A este colapso emocional de lo español ha contribuido la indolencia de una derecha inhibida por el remordimiento posfranquista, cargada de abatimiento histórico y de un complejo de culpa que le ha impedido hasta muy tarde levantar un pensamiento nacional moderno, libre, optimista, honorable. Pero sobre todo pesa sobre la izquierda el débito de su encogimiento ideológico, de su relativismo disgregador, de su inexplicable deserción del patriotismo igualitario. El sedicente progresismo ha rechazado la idea de lo español como un concepto casposo, rancio, heredado de la patraña imperial de la dictadura, que ha hecho recaer el anatema de facha sobre cualquier reivindicación de la ciudadanía común. Al exaltar o comprender el divisionismo y ridiculizar como retrógrados los símbolos del Estado, la banal propaganda izquierdista ha desterrado cualquier posibilidad de arraigo entre las nuevas generaciones de una cierta satisfacción de pertenencia. Sólo el deporte en general, y el fútbol en particular, ha catalizado alrededor de sus éxitos una mínima identificación pasional, una superficial sentimentalidad integradora.

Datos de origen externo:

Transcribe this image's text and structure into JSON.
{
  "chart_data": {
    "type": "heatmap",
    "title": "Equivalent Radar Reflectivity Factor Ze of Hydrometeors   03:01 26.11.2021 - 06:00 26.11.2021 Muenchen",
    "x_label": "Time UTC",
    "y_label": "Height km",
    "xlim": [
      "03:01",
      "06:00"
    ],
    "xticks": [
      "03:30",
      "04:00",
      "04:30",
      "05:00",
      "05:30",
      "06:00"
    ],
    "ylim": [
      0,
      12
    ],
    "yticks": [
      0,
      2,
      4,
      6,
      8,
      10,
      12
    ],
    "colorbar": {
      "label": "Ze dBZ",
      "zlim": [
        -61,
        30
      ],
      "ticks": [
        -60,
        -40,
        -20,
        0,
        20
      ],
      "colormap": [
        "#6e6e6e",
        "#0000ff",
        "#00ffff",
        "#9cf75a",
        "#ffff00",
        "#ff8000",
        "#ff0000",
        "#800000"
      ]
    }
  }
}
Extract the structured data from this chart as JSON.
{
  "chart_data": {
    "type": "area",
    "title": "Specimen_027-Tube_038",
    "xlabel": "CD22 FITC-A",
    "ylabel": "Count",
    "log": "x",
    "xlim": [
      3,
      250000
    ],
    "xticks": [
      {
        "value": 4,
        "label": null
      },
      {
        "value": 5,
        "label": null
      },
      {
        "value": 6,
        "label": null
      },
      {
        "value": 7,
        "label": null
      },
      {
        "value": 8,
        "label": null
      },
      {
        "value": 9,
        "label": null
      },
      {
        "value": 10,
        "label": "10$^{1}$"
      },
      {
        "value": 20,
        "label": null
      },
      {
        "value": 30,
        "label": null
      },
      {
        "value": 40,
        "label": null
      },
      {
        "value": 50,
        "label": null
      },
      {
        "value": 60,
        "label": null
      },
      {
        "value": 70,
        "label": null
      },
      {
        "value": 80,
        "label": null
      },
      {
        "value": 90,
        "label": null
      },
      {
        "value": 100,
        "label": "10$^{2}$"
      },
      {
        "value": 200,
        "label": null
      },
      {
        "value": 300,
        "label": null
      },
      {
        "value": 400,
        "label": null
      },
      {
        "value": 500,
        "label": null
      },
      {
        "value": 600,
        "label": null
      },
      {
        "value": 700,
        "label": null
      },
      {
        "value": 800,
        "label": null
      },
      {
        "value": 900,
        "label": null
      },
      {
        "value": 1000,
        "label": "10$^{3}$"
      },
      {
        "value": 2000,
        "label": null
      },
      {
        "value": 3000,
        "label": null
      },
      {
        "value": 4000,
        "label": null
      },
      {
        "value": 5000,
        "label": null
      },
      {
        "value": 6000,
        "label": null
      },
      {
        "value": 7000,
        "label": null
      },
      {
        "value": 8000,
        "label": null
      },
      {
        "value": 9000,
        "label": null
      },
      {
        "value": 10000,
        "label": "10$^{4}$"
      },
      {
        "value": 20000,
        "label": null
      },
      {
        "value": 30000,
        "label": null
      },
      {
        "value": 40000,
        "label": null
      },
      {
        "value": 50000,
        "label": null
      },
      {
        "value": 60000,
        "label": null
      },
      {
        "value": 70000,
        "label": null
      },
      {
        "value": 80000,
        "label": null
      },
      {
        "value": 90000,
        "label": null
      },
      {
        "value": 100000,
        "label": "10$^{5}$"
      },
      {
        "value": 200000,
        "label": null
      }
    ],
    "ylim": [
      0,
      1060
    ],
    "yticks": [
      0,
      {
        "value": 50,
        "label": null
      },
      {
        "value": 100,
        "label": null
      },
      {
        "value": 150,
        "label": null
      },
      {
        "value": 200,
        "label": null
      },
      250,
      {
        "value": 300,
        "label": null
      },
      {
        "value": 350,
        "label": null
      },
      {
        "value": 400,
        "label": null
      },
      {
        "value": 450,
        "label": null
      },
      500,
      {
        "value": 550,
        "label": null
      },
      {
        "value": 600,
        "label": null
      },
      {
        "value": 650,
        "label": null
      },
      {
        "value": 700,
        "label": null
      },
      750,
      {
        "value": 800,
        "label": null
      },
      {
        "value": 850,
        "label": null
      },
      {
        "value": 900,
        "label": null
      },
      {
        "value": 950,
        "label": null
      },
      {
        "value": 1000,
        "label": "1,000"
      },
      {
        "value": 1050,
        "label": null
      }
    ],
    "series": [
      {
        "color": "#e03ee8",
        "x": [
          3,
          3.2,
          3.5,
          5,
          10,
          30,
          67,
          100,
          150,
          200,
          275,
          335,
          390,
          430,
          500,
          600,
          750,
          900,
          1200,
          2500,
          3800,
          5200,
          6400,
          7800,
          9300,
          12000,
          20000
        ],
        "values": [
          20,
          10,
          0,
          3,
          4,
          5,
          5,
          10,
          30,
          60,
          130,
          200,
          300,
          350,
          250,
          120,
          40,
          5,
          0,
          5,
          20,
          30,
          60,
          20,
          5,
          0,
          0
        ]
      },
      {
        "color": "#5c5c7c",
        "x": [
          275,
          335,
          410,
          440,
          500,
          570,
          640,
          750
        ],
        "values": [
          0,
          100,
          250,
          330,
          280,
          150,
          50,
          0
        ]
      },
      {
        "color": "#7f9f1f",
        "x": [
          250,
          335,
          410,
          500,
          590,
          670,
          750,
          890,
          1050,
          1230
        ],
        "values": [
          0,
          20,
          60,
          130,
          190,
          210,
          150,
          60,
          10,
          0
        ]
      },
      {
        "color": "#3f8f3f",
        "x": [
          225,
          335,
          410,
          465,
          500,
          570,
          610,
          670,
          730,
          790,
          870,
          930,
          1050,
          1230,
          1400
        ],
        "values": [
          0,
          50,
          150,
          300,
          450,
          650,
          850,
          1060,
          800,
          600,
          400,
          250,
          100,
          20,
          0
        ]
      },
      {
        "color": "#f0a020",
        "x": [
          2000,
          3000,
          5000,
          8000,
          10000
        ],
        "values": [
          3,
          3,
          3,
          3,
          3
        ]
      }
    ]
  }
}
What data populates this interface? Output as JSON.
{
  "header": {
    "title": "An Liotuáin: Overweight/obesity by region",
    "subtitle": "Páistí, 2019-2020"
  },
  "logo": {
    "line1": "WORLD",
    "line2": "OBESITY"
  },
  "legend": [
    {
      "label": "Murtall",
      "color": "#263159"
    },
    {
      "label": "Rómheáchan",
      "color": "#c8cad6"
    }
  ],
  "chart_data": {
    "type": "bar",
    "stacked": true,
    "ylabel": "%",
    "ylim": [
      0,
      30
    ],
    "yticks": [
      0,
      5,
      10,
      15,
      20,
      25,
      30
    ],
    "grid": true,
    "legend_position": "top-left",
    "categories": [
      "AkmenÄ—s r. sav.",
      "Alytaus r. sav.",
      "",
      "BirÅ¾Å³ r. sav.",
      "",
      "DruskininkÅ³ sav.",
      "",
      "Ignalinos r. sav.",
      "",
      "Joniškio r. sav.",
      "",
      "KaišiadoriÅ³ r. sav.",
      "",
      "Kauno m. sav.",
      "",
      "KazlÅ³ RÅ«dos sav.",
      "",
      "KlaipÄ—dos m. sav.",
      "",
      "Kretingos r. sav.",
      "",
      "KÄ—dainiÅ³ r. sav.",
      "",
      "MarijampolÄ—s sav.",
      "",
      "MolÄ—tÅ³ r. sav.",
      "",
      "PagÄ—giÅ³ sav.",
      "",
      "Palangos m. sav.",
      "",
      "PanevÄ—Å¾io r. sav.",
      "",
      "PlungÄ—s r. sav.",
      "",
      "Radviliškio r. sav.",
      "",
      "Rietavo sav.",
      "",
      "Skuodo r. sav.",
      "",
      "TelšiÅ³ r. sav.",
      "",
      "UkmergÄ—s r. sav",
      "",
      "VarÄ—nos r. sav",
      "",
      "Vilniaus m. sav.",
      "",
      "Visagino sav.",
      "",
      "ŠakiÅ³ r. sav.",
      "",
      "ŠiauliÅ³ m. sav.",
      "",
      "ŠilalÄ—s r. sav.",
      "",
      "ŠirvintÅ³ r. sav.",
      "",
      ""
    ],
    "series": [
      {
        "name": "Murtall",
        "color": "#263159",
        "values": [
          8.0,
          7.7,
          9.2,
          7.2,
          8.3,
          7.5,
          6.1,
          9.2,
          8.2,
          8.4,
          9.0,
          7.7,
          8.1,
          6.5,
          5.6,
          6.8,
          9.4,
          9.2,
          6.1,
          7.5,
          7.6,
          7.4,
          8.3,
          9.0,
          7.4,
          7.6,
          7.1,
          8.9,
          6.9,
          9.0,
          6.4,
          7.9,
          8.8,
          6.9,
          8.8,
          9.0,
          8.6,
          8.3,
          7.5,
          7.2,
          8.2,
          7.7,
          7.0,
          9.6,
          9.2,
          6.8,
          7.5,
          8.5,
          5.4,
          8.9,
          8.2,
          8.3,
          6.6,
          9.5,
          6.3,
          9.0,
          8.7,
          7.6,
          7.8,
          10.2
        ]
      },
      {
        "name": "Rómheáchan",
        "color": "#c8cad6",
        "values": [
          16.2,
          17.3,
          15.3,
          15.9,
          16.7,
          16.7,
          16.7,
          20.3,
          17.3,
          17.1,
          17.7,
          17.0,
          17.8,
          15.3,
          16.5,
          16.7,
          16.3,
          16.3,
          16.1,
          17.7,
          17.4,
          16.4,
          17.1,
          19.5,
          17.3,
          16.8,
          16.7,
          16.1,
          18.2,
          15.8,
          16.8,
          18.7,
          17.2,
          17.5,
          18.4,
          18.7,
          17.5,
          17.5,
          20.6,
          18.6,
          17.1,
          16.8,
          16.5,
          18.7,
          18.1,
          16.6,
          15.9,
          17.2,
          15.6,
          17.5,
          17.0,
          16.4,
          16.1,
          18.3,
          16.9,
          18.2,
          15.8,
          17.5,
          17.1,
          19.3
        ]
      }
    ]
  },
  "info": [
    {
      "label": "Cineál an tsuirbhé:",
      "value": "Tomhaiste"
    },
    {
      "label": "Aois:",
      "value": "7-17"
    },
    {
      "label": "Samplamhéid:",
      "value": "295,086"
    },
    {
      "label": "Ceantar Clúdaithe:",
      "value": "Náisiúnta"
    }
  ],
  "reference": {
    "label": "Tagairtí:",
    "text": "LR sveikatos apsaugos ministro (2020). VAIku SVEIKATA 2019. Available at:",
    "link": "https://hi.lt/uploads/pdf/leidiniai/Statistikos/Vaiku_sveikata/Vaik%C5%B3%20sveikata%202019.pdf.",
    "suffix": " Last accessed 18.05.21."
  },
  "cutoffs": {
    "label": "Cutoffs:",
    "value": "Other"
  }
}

En ese marco desestructurado, zarandeado por la crisis política, el encono sectario, el hastío popular y el desafío de ruptura soberanista, la efeméride del 12 de octubre se ha convertido en un festival del agravio. Dirigentes populistas y autoridades autonómicas rivalizan en el desprecio a la unidad y al constitucionalismo con un repertorio de argumentos triviales que demuestran tanto su irrelevancia intelectual como la manifiesta delgadez de nuestro tejido de convivencia. España es un saco de golpes, un cuenco de ventajistas reivindicaciones fragmentarias que cuestionan el proyecto nacional en uno de sus momentos de mayor fragilidad. Con la referencia europea en declive, el riesgo de disgregación es más patente que nunca. Disgregación no sólo territorial, sino moral, mental, anímica. Un desfallecimiento derrotista y melancólico que requiere un esfuerzo de rebeldía contra la visión ensombrecida del nihilismo. Frente a la eterna tentación autodestructiva, la nueva sociedad española necesita rescatarse a sí misma sacudiéndose de una vez la impronta de país maldito.